Read on for my basic list for surviving life as a new mom.
- Call for reinforcements. Whether it’s your mom and dad, sisters and brothers, best friends, girlfriends, online friends, or friends you made while waiting in the checkout line at the baby superstore, ask for help, and then don’t forget to accept it. (I had trouble with that last part.) Say yes to anyone offering you food, babysitting, and back rubs. Don’t try to be a hero and take care of everything yourself.
- Don’t be afraid to ask for professional help. Whether this means going to a specialist to diagnose your baby’s reflux, talking to a psychiatrist about your PPD, or begging a cleaning service to deal with the biohazard zone that has become your kitchen, know that you can hire anyone to do anything (albeit for the right price).
- Don’t forget that your partner is a new parent too. While it might be tempting to play the martyr after enduring labor and delivery (on top of forty weeks of pregnancy), try not to exact revenge by insisting that your significant other change all the poopy diapers and get up for all the middle-of-the-night feedings. Be gentle with each other during these first few months while you figure out your new life. Besides, you’ve got plenty of time to make him pay :).
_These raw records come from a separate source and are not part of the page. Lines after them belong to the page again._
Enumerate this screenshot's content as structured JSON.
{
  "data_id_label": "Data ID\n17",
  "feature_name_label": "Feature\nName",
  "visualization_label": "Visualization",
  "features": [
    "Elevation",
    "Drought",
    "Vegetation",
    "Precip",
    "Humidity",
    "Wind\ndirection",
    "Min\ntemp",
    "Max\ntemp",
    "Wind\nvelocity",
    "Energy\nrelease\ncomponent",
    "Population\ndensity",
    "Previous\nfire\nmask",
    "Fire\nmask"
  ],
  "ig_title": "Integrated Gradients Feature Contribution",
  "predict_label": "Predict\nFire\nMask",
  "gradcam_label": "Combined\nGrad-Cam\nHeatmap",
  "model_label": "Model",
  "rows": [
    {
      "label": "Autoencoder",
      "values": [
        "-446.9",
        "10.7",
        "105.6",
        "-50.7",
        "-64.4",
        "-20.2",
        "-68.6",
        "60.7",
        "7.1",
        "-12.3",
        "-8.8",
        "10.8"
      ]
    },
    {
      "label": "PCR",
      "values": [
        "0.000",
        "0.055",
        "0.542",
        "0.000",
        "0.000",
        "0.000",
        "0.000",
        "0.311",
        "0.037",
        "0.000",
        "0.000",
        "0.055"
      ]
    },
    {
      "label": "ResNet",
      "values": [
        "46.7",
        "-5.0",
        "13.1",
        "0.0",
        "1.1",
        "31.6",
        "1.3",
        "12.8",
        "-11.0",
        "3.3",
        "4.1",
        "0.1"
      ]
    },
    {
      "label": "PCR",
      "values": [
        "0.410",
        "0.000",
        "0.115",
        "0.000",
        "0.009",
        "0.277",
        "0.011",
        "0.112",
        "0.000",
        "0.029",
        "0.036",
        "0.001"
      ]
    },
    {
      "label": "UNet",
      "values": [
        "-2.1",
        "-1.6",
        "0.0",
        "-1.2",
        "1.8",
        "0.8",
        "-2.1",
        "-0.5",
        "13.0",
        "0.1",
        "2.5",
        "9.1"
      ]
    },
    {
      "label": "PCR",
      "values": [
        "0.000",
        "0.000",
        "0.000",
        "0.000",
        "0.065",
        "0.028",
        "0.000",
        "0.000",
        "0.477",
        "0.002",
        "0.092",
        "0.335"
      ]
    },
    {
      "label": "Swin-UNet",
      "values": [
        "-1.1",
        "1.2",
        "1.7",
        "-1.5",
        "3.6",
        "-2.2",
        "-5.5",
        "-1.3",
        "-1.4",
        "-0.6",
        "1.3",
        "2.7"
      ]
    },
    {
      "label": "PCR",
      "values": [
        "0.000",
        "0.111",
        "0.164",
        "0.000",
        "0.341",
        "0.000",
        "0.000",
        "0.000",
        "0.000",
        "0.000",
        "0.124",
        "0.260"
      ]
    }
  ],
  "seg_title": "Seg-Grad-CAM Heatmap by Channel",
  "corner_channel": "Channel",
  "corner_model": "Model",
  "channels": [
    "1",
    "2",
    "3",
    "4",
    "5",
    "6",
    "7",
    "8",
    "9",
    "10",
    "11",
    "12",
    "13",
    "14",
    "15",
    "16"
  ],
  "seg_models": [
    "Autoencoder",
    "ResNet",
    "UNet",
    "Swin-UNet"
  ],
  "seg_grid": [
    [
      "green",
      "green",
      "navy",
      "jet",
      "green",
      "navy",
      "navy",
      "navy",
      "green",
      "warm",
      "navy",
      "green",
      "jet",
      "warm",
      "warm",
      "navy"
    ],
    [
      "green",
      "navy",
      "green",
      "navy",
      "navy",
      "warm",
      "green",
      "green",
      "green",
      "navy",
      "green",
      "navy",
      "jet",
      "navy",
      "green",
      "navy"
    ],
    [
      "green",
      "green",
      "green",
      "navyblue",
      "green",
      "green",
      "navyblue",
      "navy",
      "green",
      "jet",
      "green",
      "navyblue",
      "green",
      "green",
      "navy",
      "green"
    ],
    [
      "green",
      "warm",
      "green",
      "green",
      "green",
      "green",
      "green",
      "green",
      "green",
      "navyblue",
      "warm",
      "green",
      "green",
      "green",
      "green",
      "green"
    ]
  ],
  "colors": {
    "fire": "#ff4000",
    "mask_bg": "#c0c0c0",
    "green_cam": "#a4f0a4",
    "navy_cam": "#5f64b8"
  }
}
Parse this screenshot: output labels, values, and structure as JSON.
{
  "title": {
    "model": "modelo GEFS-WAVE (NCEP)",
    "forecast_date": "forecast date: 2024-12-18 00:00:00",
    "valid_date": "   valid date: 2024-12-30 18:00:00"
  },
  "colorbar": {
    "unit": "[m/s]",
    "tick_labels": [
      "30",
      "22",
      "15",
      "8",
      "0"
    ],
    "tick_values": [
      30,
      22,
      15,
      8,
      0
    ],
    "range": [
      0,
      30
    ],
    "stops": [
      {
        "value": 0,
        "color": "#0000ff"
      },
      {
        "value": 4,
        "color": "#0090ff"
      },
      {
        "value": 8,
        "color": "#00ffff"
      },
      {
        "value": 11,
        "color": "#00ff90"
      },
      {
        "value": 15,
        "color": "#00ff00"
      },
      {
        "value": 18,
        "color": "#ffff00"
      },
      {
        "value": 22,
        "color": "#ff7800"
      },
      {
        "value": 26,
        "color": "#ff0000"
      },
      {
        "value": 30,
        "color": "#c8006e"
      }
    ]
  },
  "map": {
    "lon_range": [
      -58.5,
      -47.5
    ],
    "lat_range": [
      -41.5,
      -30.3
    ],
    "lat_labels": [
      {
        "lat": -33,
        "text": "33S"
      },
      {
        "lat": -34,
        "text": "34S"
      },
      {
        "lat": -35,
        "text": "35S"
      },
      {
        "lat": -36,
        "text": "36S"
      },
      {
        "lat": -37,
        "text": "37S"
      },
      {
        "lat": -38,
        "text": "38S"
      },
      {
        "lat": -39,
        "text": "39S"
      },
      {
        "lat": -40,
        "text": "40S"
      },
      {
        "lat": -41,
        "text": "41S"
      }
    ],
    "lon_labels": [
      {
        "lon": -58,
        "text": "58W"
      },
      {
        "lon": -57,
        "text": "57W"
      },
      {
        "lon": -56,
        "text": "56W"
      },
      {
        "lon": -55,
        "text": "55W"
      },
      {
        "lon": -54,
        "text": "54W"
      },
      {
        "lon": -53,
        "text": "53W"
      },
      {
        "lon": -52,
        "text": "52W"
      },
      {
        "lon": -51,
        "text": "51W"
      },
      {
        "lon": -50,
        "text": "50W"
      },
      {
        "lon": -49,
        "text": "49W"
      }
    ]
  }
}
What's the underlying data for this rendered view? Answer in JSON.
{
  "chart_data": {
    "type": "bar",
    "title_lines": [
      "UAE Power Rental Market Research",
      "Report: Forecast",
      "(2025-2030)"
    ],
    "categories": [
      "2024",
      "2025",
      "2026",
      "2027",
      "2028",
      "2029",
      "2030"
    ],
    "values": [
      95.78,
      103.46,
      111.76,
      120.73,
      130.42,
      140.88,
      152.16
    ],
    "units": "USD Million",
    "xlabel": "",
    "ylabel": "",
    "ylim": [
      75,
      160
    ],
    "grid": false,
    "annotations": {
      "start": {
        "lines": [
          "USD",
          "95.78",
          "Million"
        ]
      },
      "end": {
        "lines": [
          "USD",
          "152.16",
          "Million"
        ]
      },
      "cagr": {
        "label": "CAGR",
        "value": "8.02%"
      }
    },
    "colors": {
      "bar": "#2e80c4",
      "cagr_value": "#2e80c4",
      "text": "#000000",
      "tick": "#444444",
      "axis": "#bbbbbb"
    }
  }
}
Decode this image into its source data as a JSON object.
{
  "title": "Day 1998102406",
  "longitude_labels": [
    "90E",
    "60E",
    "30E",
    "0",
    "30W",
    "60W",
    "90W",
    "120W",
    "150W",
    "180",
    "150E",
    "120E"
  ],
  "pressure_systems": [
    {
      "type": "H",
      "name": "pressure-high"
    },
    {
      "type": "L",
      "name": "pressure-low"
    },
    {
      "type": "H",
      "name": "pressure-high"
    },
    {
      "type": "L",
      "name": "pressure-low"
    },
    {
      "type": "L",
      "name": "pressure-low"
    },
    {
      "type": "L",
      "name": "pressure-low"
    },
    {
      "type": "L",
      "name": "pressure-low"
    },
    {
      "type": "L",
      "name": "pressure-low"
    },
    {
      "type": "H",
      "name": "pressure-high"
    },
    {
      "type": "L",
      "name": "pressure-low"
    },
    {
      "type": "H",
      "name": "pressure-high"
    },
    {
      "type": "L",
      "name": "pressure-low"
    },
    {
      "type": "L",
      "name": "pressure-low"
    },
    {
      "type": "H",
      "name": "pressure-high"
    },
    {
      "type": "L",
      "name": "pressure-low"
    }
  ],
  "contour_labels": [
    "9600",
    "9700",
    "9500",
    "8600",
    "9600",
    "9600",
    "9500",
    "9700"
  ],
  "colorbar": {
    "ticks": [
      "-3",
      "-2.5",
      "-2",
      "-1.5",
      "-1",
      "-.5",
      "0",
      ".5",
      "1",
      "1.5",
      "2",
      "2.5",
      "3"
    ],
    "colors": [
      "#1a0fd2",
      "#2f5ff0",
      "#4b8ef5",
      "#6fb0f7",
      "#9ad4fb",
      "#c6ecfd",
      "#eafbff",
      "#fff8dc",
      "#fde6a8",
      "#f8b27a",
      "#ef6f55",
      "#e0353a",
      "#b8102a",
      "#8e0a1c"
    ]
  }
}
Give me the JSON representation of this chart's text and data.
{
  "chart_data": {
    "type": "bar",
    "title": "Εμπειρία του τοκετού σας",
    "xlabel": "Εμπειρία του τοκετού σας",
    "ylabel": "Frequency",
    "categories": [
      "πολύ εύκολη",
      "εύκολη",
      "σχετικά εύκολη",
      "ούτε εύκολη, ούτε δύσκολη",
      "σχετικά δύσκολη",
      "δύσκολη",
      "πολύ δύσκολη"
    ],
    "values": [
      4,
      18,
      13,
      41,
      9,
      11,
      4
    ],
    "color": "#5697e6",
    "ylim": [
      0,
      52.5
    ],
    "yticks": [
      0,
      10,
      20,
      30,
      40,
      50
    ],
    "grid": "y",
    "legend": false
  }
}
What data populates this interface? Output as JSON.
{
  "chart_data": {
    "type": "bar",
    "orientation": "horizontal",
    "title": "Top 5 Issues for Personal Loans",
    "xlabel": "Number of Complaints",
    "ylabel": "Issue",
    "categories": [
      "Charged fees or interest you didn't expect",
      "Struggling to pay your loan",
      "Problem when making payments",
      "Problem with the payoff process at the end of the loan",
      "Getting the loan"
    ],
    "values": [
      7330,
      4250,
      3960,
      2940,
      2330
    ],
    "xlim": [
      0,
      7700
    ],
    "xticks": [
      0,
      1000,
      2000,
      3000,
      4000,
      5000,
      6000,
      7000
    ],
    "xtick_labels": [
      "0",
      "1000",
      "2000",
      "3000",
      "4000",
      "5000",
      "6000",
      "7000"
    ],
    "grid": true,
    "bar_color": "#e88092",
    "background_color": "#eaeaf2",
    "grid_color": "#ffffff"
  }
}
- Cut yourself some slack.You’re new at this–even if it’s not your first baby, it’s your first time parenting this baby–and you can’t do everything perfectly. No, really, you can’t. Best to just throw that idea out the window, where it will be in good company with your sunshine-rainbows-Enya birth plan and your lazy weekend mornings.
- Take a lot of pictures. A LOT. You may love your baby more than life itself, but that doesn’t mean you’re going to enjoy every moment of his/her infancy, or that you’ll even remember much from those early weeks, so photos and videos won’t be just your best defense against the cruel swiftness of time but also evidence of what you survived. Take hundreds thousands okay, millions of photos and videos of the good times but also of the mundane times and the times you hate and think will never end; before you know it (and sooner than you think!) you’ll want to look back and appreciate the moments through the forgiving, rose-colored filter of time, and maybe, just maybe, you’ll realize that your kid’s pterodactyl shriek of ear-peircing misery was actually kind of cute.
- Remember that everything is temporary. You WILL sleep again. You WILL go out to a movie again. You WILL have sex again. You WILL, I promise. It might take a month or a year or even a few years, but it WILL happen (if you want it to, that is), so just hang on and know that what you’re experiencing, what you’re suffering, and yes, even what you’re enjoying, will someday be replaced with something else, for better or for worse. You won’t be a new mom forever, and whether that’s a curse or a blessing is mostly up to you.
Anyone else have tips for the new moms out there?